The well-organized remote control is fully backlit, making it easy to locate buttons in the dark. It can operate many other devices besides the TV, either directly via infrared (IR) codes or through Toshiba's TheaterNet system, which uses the TV screen as an interface to operate FireWire-connected devices as well as IR-controlled components using the supplied dual-link IR emitter. Switching sources with the remote is a two-step process: you hit the Input button and then scroll through them or select a number from an onscreen list. Hitting the Pic Size button calls up five choices for aspect ratio (display shape), four of which can be used for both standard- and high-definition programs.

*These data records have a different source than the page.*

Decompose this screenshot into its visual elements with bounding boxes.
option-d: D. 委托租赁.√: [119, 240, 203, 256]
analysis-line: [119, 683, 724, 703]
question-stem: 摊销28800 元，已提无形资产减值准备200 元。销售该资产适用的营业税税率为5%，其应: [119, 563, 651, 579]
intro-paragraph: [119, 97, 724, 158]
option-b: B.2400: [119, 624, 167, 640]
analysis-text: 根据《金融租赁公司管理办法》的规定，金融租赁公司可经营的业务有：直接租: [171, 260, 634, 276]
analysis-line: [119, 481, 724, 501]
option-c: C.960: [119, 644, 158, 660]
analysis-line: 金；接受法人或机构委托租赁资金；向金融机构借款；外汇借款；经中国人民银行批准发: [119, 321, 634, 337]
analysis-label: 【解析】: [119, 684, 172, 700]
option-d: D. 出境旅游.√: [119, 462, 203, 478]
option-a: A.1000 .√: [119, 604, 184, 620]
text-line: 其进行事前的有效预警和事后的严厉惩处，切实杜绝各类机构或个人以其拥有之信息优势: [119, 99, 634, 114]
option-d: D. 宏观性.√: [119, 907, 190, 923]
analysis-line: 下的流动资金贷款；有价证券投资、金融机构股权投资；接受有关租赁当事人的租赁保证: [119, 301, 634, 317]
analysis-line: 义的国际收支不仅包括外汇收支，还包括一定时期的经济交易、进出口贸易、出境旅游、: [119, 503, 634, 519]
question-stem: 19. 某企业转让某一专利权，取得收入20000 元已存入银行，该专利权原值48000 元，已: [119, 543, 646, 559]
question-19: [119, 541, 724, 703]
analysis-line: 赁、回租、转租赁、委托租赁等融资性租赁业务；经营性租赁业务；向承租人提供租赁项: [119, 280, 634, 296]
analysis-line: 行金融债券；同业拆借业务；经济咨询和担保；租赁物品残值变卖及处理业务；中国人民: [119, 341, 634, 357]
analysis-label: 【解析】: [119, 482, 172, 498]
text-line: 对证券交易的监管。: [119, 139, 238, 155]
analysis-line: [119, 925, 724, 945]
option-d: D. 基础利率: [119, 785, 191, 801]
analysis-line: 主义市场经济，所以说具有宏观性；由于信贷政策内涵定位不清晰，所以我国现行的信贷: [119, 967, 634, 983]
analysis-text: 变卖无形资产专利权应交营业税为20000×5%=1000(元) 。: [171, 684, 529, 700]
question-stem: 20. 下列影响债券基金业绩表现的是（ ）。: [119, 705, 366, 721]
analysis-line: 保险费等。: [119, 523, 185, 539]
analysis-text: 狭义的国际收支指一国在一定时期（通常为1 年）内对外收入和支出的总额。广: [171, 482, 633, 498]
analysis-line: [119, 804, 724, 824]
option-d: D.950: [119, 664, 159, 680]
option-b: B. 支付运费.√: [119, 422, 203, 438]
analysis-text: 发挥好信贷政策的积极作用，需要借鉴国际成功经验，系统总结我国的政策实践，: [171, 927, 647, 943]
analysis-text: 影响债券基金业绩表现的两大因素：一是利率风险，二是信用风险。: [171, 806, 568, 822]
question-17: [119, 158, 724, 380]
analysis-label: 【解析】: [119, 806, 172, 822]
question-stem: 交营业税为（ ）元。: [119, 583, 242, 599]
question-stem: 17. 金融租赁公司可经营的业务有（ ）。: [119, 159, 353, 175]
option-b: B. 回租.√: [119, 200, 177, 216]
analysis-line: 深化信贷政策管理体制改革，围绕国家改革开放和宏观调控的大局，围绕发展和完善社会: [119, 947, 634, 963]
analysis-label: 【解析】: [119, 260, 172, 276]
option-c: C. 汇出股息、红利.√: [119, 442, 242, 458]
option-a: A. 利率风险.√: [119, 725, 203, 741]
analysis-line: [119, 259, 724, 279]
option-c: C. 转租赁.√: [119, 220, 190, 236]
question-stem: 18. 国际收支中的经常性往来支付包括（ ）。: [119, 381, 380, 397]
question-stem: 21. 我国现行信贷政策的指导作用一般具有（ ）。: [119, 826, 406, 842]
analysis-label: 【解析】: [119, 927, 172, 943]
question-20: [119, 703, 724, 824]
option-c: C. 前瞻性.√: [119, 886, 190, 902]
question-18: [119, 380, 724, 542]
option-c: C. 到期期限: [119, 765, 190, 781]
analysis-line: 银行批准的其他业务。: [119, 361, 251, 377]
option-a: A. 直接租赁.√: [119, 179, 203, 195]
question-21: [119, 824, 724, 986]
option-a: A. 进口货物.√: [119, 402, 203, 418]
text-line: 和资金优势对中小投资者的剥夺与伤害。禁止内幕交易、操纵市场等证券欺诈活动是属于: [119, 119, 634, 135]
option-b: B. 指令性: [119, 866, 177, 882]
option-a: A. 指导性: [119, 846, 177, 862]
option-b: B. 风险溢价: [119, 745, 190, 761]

SETUP This was a nonstarter as far as TV Guide On Screen was concerned. I plugged in my digital cable feed, stepped through the instructions, and allowed the Toshiba to sit overnight (TV Guide data downloads over a 24-hour period). It never loaded, and the problem persisted even when I used an off-air antenna as the source for my download. This was a serious disappointment since the Symbio recorder needs the TV Guide data for program buffering and time-shifting - two essential features. As it stood, I could only use the Symbio for manual on-the-fly recording (for which it worked fine). Toshiba and TV Guide both told us that they're aware of the problem and are working to develop a solution as soon as possible.